# Heater in a fluval spec V?



## kaldurak (May 2, 2010)

I ran a spec v for a bit. You should poke a hole or 3 or 4 into the stand pipe of the filter outflow. If you don't, the water in the pump section of the filter area won't circulate and will become a stagnant area of the tank. The holes will add a bit of recirculation in that area and allow the heater to more efficiently heat all the tank water.

Also, I would suggest using silicone to close off the 2 slits in the filter areas that allow water to bypass the filter media and just skip right to the pump.


----------



## thechibi (Jan 20, 2012)

Cool, thanks. I will do that.


----------



## AcidGambit (Aug 30, 2018)

kaldurak said:


> I ran a spec v for a bit. You should poke a hole or 3 or 4 into the stand pipe of the filter outflow. If you don't, the water in the pump section of the filter area won't circulate and will become a stagnant area of the tank. The holes will add a bit of recirculation in that area and allow the heater to more efficiently heat all the tank water.
> 
> Also, I would suggest using silicone to close off the 2 slits in the filter areas that allow water to bypass the filter media and just skip right to the pump.

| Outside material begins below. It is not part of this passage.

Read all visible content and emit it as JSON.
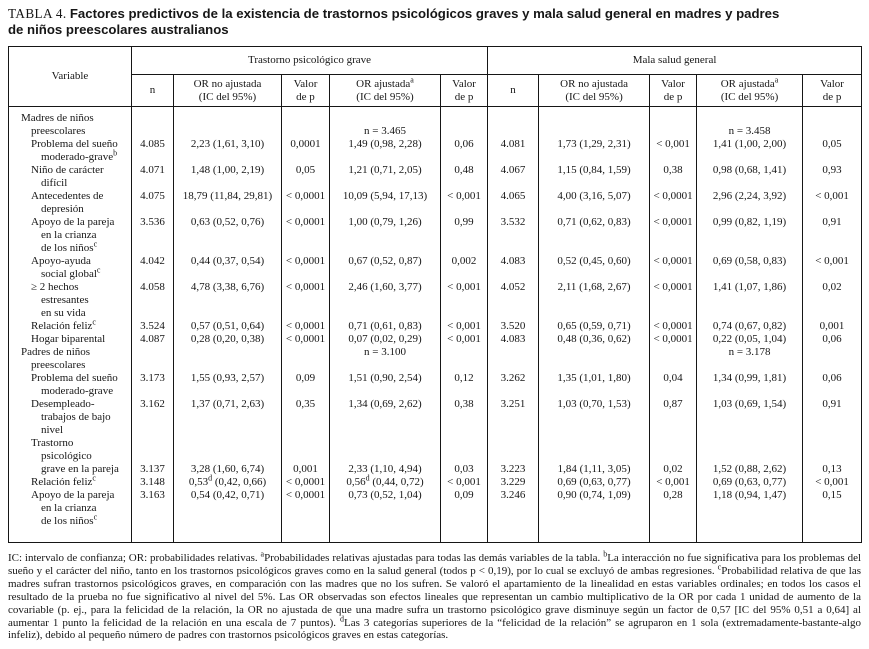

Related to this suggestion, make sure that you keep the water level up. The in-tank water temperature will drop when the water level drops below a certain point because it also affects the amount of recirculation in that compartment.


----------



## Gasol1 (Jan 6, 2013)

I use the hydor 25 in the pump area with holes in the pump line as stated above. It works ok, however the hydors have been unreliable, they haven't lasted long for me (at most 2 years?) and when they malfunction they stay on. . .


----------



## thechibi (Jan 20, 2012)

I may upgrade to a cobalt neotherm when funds allow, then. 

For now the Hydor will have to do. I'm gonna poke about 1-3 holes in the filter pump tube. Though, I leave about an inch between the waterline and lid, since I'll have a betta. Is that too low?


----------



## Steemax (Oct 22, 2018)

I used one of those aqueon preset heaters 50 watt in the return pump area with no modifications and it kept the temps at 78 constantly. 

I know these preset heaters are looked down on but just stating what worked for me. It was a cheap option that worked.


----------